Erestor hesitated. And he bowed, moving away into the shadows.

The sky was a dark shade of blue by the time Glorfindel reached the entrance of the house. He panted, clutching the doorframe, sweat outlining his brow. And then, a sleek shadow moved behind him. And the pain in his leg was lessened.

"You needn't trouble yourself."

He was met with silence. And Glorfindel did not try again. He was also not so young that he disregarded the pride of others.

Erestor's eyes were focused on the dark hallway as he helped Glorfindel to his room. Glorfindel did not object when Erestor closed the door behind him and locked it. The blond warrior sank down on the bed, and looked up expectantly.

The young advisor stood before him, uncertain. A thin film of moonlight shafted in through the window. A crescent moon was rising.
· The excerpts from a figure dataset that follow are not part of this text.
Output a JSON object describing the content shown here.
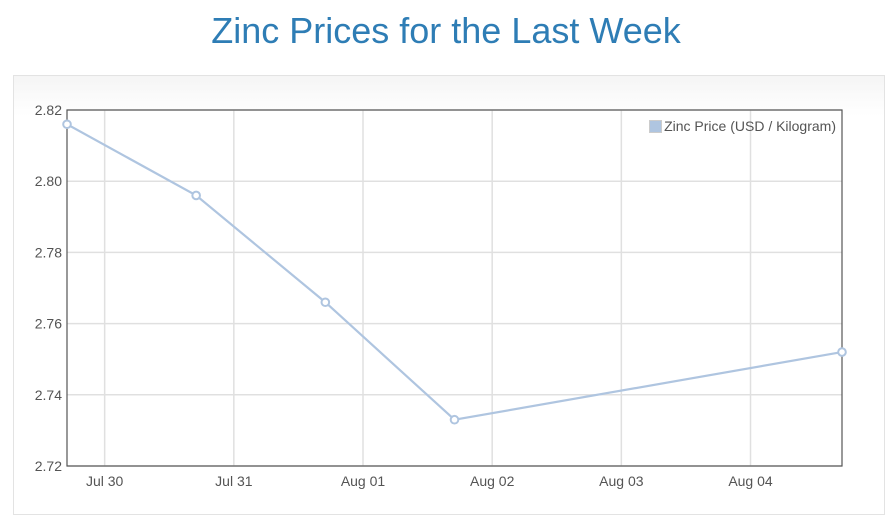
{
  "title": "Zinc Prices for the Last Week",
  "chart_data": {
    "type": "line",
    "title": "Zinc Prices for the Last Week",
    "xlabel": "",
    "ylabel": "",
    "x": [
      "07-29 17:00",
      "07-30 17:00",
      "07-31 17:00",
      "08-01 17:00",
      "08-04 17:00"
    ],
    "series": [
      {
        "name": "Zinc Price (USD / Kilogram)",
        "values": [
          2.816,
          2.796,
          2.766,
          2.733,
          2.752
        ],
        "color": "#afc5e0"
      }
    ],
    "xlim": [
      "07-29 17:00",
      "08-04 17:00"
    ],
    "ylim": [
      2.72,
      2.82
    ],
    "yticks": [
      "2.72",
      "2.74",
      "2.76",
      "2.78",
      "2.80",
      "2.82"
    ],
    "xticks": [
      {
        "date": "07-30 00:00",
        "label": "Jul 30"
      },
      {
        "date": "07-31 00:00",
        "label": "Jul 31"
      },
      {
        "date": "08-01 00:00",
        "label": "Aug 01"
      },
      {
        "date": "08-02 00:00",
        "label": "Aug 02"
      },
      {
        "date": "08-03 00:00",
        "label": "Aug 03"
      },
      {
        "date": "08-04 00:00",
        "label": "Aug 04"
      }
    ],
    "grid": true,
    "legend_position": "top-right",
    "markers": "hollow-circle"
  }
}
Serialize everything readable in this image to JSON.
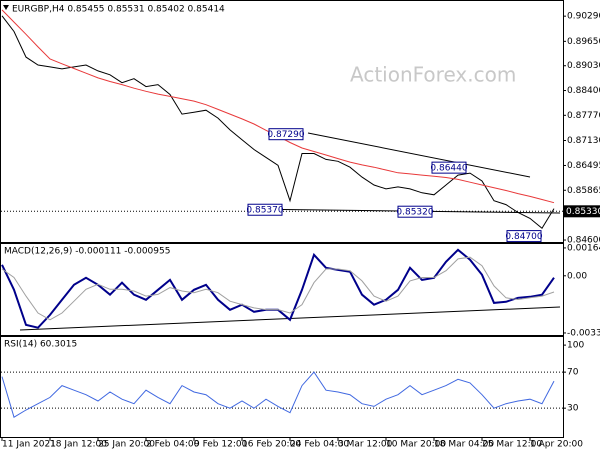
{
  "chart_data": [
    {
      "type": "line",
      "title": "EURGBP,H4 0.85455 0.85531 0.85402 0.85414",
      "watermark": "ActionForex.com",
      "series": [
        {
          "color": "#000000",
          "values": [
            0.903,
            0.899,
            0.8925,
            0.8905,
            0.89,
            0.8895,
            0.89,
            0.8905,
            0.889,
            0.888,
            0.886,
            0.887,
            0.885,
            0.8855,
            0.883,
            0.878,
            0.8785,
            0.879,
            0.877,
            0.874,
            0.8715,
            0.869,
            0.867,
            0.865,
            0.856,
            0.868,
            0.868,
            0.8665,
            0.866,
            0.8645,
            0.862,
            0.86,
            0.859,
            0.8595,
            0.859,
            0.858,
            0.8575,
            0.86,
            0.8625,
            0.863,
            0.861,
            0.856,
            0.855,
            0.853,
            0.8515,
            0.849,
            0.854
          ]
        },
        {
          "color": "#e8393a",
          "values": [
            0.9045,
            0.9014,
            0.8983,
            0.8951,
            0.892,
            0.8908,
            0.8896,
            0.8884,
            0.8872,
            0.8863,
            0.8855,
            0.8846,
            0.8838,
            0.8831,
            0.8825,
            0.8819,
            0.8813,
            0.8804,
            0.8792,
            0.878,
            0.8768,
            0.8755,
            0.8739,
            0.8724,
            0.8708,
            0.8694,
            0.8685,
            0.8676,
            0.8667,
            0.8658,
            0.8651,
            0.8645,
            0.8638,
            0.8631,
            0.8628,
            0.8625,
            0.8622,
            0.8619,
            0.8614,
            0.8607,
            0.86,
            0.8593,
            0.8586,
            0.8578,
            0.8571,
            0.8563,
            0.8555
          ]
        }
      ],
      "ylim": [
        0.8455,
        0.9065
      ],
      "yticks": [
        {
          "value": 0.9029,
          "label": "0.90290"
        },
        {
          "value": 0.8965,
          "label": "0.89650"
        },
        {
          "value": 0.8903,
          "label": "0.89030"
        },
        {
          "value": 0.884,
          "label": "0.88400"
        },
        {
          "value": 0.8777,
          "label": "0.87770"
        },
        {
          "value": 0.8713,
          "label": "0.87130"
        },
        0.86495,
        0.85865,
        {
          "value": 0.846,
          "label": "0.84600"
        }
      ],
      "price_marker": {
        "value": 0.8533,
        "label": "0.85330"
      },
      "annotations": [
        {
          "label": "0.87290",
          "value": 0.8729
        },
        {
          "label": "0.86440",
          "value": 0.8644
        },
        {
          "label": "0.85370",
          "value": 0.8537
        },
        {
          "label": "0.85320",
          "value": 0.8532
        },
        {
          "label": "0.84700",
          "value": 0.847
        }
      ]
    },
    {
      "type": "line",
      "title": "MACD(12,26,9) -0.000111 -0.000955",
      "series": [
        {
          "color": "#00008b",
          "values": [
            0.00065,
            -0.00083,
            -0.0029,
            -0.00307,
            -0.00231,
            -0.00142,
            -0.00053,
            -0.00012,
            -0.00053,
            -0.00112,
            -0.00041,
            -0.00112,
            -0.00142,
            -0.00083,
            -0.00024,
            -0.00142,
            -0.00083,
            -0.00053,
            -0.00142,
            -0.00201,
            -0.00171,
            -0.00213,
            -0.00201,
            -0.00201,
            -0.0026,
            -0.00083,
            0.00124,
            0.00047,
            0.00035,
            0.00024,
            -0.00112,
            -0.00171,
            -0.00142,
            -0.00083,
            0.00047,
            -0.00024,
            -0.00012,
            0.00083,
            0.00154,
            0.00095,
            6e-05,
            -0.0016,
            -0.00154,
            -0.0013,
            -0.00124,
            -0.00112,
            -0.00011
          ]
        },
        {
          "color": "#a0a0a0",
          "values": [
            0.0004,
            -0.0001,
            -0.0012,
            -0.0022,
            -0.0026,
            -0.0022,
            -0.0015,
            -0.0008,
            -0.0005,
            -0.0008,
            -0.0008,
            -0.0009,
            -0.0012,
            -0.0011,
            -0.0007,
            -0.0009,
            -0.001,
            -0.0008,
            -0.001,
            -0.0015,
            -0.0017,
            -0.0019,
            -0.002,
            -0.002,
            -0.0022,
            -0.0017,
            -0.0004,
            0.0004,
            0.0004,
            0.0003,
            -0.0003,
            -0.0012,
            -0.0015,
            -0.0012,
            -0.0003,
            -0.0001,
            -0.0001,
            0.0003,
            0.001,
            0.0011,
            0.0006,
            -0.0006,
            -0.0013,
            -0.0014,
            -0.0013,
            -0.0012,
            -0.00096
          ]
        }
      ],
      "ylim": [
        -0.0035,
        0.00188
      ],
      "yticks": [
        0.001648,
        {
          "value": 0,
          "label": "0.00"
        },
        -0.003379
      ]
    },
    {
      "type": "line",
      "title": "RSI(14) 60.3015",
      "series": [
        {
          "color": "#4169e1",
          "values": [
            65,
            20,
            28,
            35,
            42,
            55,
            50,
            45,
            38,
            48,
            40,
            35,
            50,
            42,
            35,
            55,
            48,
            45,
            35,
            30,
            38,
            30,
            40,
            32,
            25,
            55,
            70,
            50,
            48,
            45,
            35,
            32,
            40,
            45,
            55,
            45,
            50,
            55,
            62,
            58,
            45,
            30,
            35,
            38,
            40,
            35,
            60
          ]
        }
      ],
      "ylim": [
        -2,
        109
      ],
      "yticks": [
        100,
        70,
        30
      ],
      "levels": [
        70,
        30
      ],
      "categories": [
        "11 Jan 2021",
        null,
        null,
        null,
        "18 Jan 12:00",
        null,
        null,
        null,
        "25 Jan 20:00",
        null,
        null,
        null,
        "2 Feb 04:00",
        null,
        null,
        null,
        "9 Feb 12:00",
        null,
        null,
        null,
        "16 Feb 20:00",
        null,
        null,
        null,
        "24 Feb 04:00",
        null,
        null,
        null,
        "3 Mar 12:00",
        null,
        null,
        null,
        "10 Mar 20:00",
        null,
        null,
        null,
        "18 Mar 04:00",
        null,
        null,
        null,
        "25 Mar 12:00",
        null,
        null,
        null,
        "1 Apr 20:00",
        null,
        null
      ]
    }
  ]
}
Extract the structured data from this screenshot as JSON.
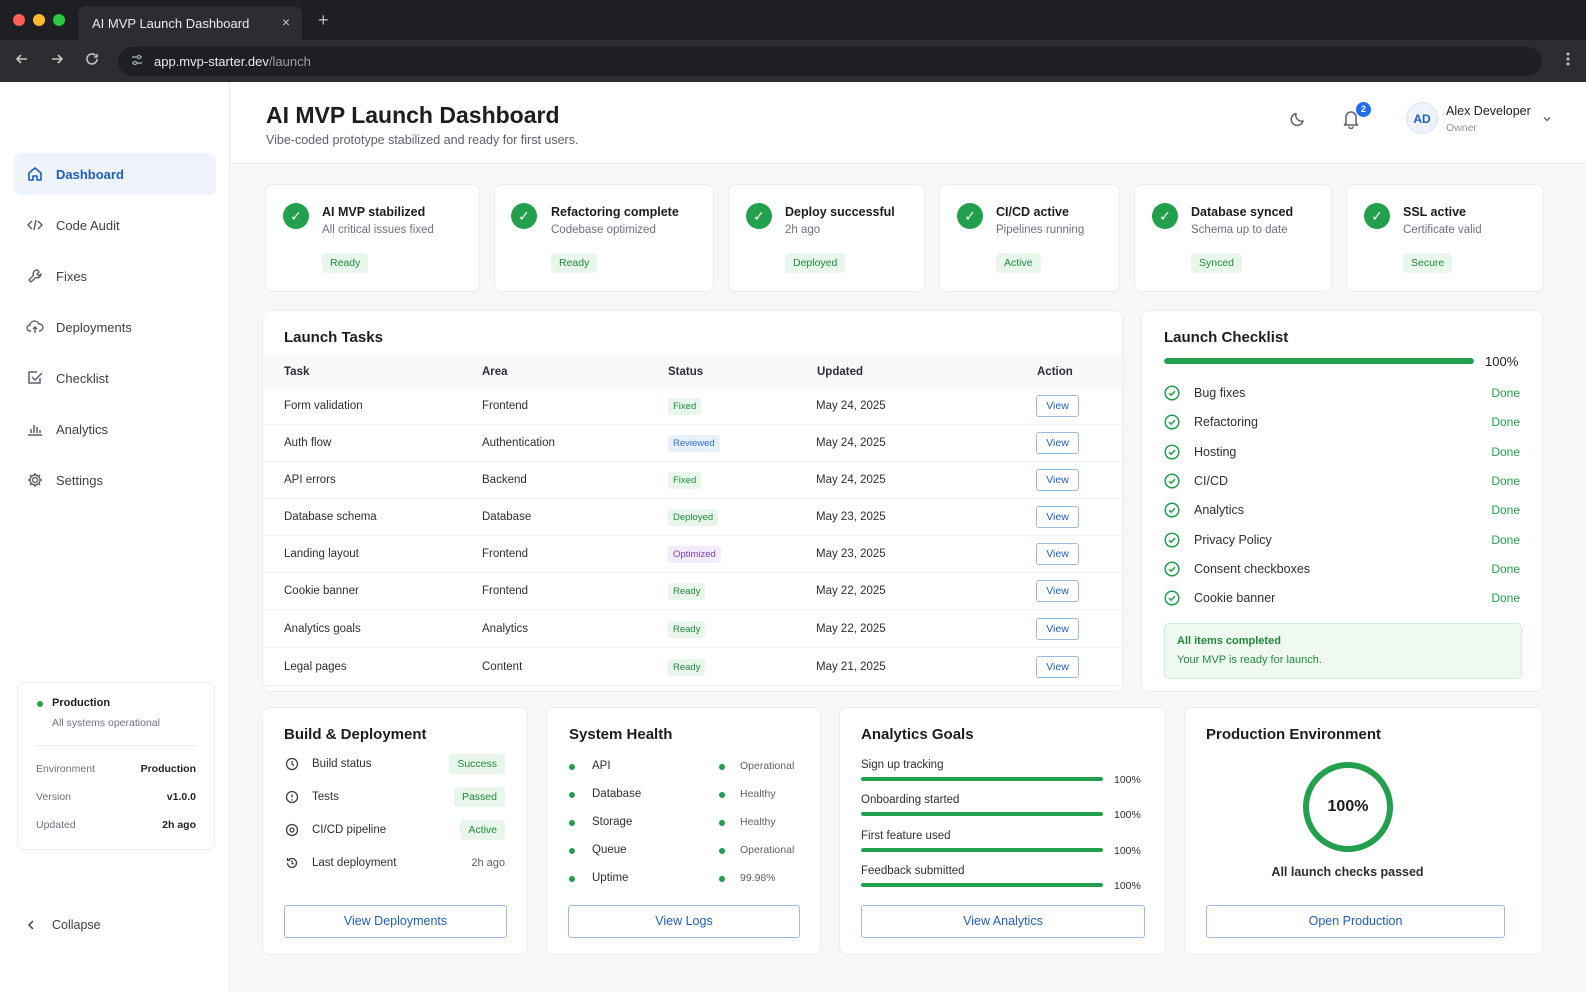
{
  "browser": {
    "tab_title": "AI MVP Launch Dashboard",
    "url_host": "app.mvp-starter.dev",
    "url_path": "/launch",
    "new_tab_glyph": "+",
    "close_glyph": "×"
  },
  "sidebar": {
    "items": [
      {
        "label": "Dashboard",
        "icon": "home-icon",
        "active": true
      },
      {
        "label": "Code Audit",
        "icon": "code-icon"
      },
      {
        "label": "Fixes",
        "icon": "wrench-icon"
      },
      {
        "label": "Deployments",
        "icon": "cloud-upload-icon"
      },
      {
        "label": "Checklist",
        "icon": "checkbox-icon"
      },
      {
        "label": "Analytics",
        "icon": "bar-chart-icon"
      },
      {
        "label": "Settings",
        "icon": "gear-icon"
      }
    ],
    "env": {
      "name": "Production",
      "status": "All systems operational",
      "rows": [
        {
          "label": "Environment",
          "value": "Production"
        },
        {
          "label": "Version",
          "value": "v1.0.0"
        },
        {
          "label": "Updated",
          "value": "2h ago"
        }
      ]
    },
    "collapse_label": "Collapse"
  },
  "header": {
    "title": "AI MVP Launch Dashboard",
    "subtitle": "Vibe-coded prototype stabilized and ready for first users.",
    "notifications": "2",
    "user": {
      "initials": "AD",
      "name": "Alex Developer",
      "role": "Owner"
    }
  },
  "stats": [
    {
      "title": "AI MVP stabilized",
      "sub": "All critical issues fixed",
      "badge": "Ready"
    },
    {
      "title": "Refactoring complete",
      "sub": "Codebase optimized",
      "badge": "Ready"
    },
    {
      "title": "Deploy successful",
      "sub": "2h ago",
      "badge": "Deployed"
    },
    {
      "title": "CI/CD active",
      "sub": "Pipelines running",
      "badge": "Active"
    },
    {
      "title": "Database synced",
      "sub": "Schema up to date",
      "badge": "Synced"
    },
    {
      "title": "SSL active",
      "sub": "Certificate valid",
      "badge": "Secure"
    }
  ],
  "tasks": {
    "title": "Launch Tasks",
    "columns": [
      "Task",
      "Area",
      "Status",
      "Updated",
      "Action"
    ],
    "rows": [
      {
        "task": "Form validation",
        "area": "Frontend",
        "status": "Fixed",
        "tone": "green",
        "updated": "May 24, 2025",
        "action": "View"
      },
      {
        "task": "Auth flow",
        "area": "Authentication",
        "status": "Reviewed",
        "tone": "blue",
        "updated": "May 24, 2025",
        "action": "View"
      },
      {
        "task": "API errors",
        "area": "Backend",
        "status": "Fixed",
        "tone": "green",
        "updated": "May 24, 2025",
        "action": "View"
      },
      {
        "task": "Database schema",
        "area": "Database",
        "status": "Deployed",
        "tone": "green",
        "updated": "May 23, 2025",
        "action": "View"
      },
      {
        "task": "Landing layout",
        "area": "Frontend",
        "status": "Optimized",
        "tone": "purple",
        "updated": "May 23, 2025",
        "action": "View"
      },
      {
        "task": "Cookie banner",
        "area": "Frontend",
        "status": "Ready",
        "tone": "green",
        "updated": "May 22, 2025",
        "action": "View"
      },
      {
        "task": "Analytics goals",
        "area": "Analytics",
        "status": "Ready",
        "tone": "green",
        "updated": "May 22, 2025",
        "action": "View"
      },
      {
        "task": "Legal pages",
        "area": "Content",
        "status": "Ready",
        "tone": "green",
        "updated": "May 21, 2025",
        "action": "View"
      }
    ]
  },
  "checklist": {
    "title": "Launch Checklist",
    "progress": 100,
    "progress_label": "100%",
    "items": [
      {
        "label": "Bug fixes",
        "status": "Done"
      },
      {
        "label": "Refactoring",
        "status": "Done"
      },
      {
        "label": "Hosting",
        "status": "Done"
      },
      {
        "label": "CI/CD",
        "status": "Done"
      },
      {
        "label": "Analytics",
        "status": "Done"
      },
      {
        "label": "Privacy Policy",
        "status": "Done"
      },
      {
        "label": "Consent checkboxes",
        "status": "Done"
      },
      {
        "label": "Cookie banner",
        "status": "Done"
      }
    ],
    "complete_title": "All items completed",
    "complete_sub": "Your MVP is ready for launch."
  },
  "build": {
    "title": "Build & Deployment",
    "rows": [
      {
        "label": "Build status",
        "value": "Success",
        "badge": true
      },
      {
        "label": "Tests",
        "value": "Passed",
        "badge": true
      },
      {
        "label": "CI/CD pipeline",
        "value": "Active",
        "badge": true
      },
      {
        "label": "Last deployment",
        "value": "2h ago",
        "badge": false
      }
    ],
    "button": "View Deployments"
  },
  "health": {
    "title": "System Health",
    "rows": [
      {
        "label": "API",
        "value": "Operational"
      },
      {
        "label": "Database",
        "value": "Healthy"
      },
      {
        "label": "Storage",
        "value": "Healthy"
      },
      {
        "label": "Queue",
        "value": "Operational"
      },
      {
        "label": "Uptime",
        "value": "99.98%"
      }
    ],
    "button": "View Logs"
  },
  "goals": {
    "title": "Analytics Goals",
    "rows": [
      {
        "label": "Sign up tracking",
        "value": 100,
        "pct": "100%"
      },
      {
        "label": "Onboarding started",
        "value": 100,
        "pct": "100%"
      },
      {
        "label": "First feature used",
        "value": 100,
        "pct": "100%"
      },
      {
        "label": "Feedback submitted",
        "value": 100,
        "pct": "100%"
      }
    ],
    "button": "View Analytics"
  },
  "production": {
    "title": "Production Environment",
    "ring_value": 100,
    "ring_label": "100%",
    "caption": "All launch checks passed",
    "button": "Open Production"
  },
  "colors": {
    "accent": "#1f5fbf",
    "success": "#22a04b"
  }
}
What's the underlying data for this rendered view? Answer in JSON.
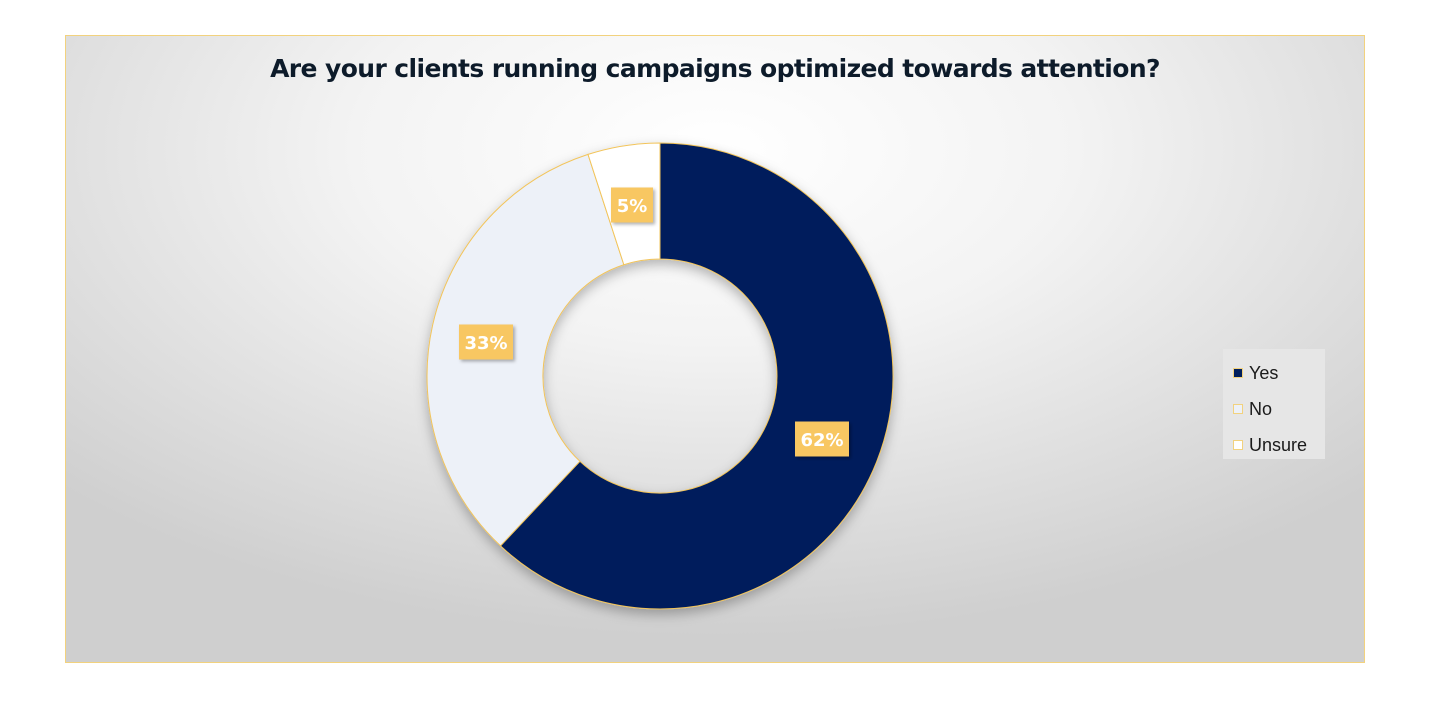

Glorfindel tipped his head, gaze locked on the black abyss that stared into him. He held out his hand.

"Come closer."

The young elf complied.

When Erestor was only a breath away, Glorfindel slowly reached up and took hold of cold hands.

Erestor tensed. But he did not move away.

Glorfindel's eyes held a haunted light as he gazed upon the slender elf, and the pale face that floated in the darkness. The pale face, as pale as his had been. Just that there was so much blood...

His eyes scoured the elf before him. The lips that had cried the same tale that he had. The ears that held the same songs that he had. And the trickling moonlight that kissed the dark hair. A silver tear from the skies, just like that night. And the silver warrior had been beautiful, so beautiful, as he bid him farewell.

One hand rose, and rested against the soft fabric of the advisor's robes. A hushed heartbeat.

He closed his eyes. His whisper fell away into the hush of darkness.

"Do the ravens call to you too?"

And crumbling before the fallen warrior, the black shadow bowed his head in tremulous silence.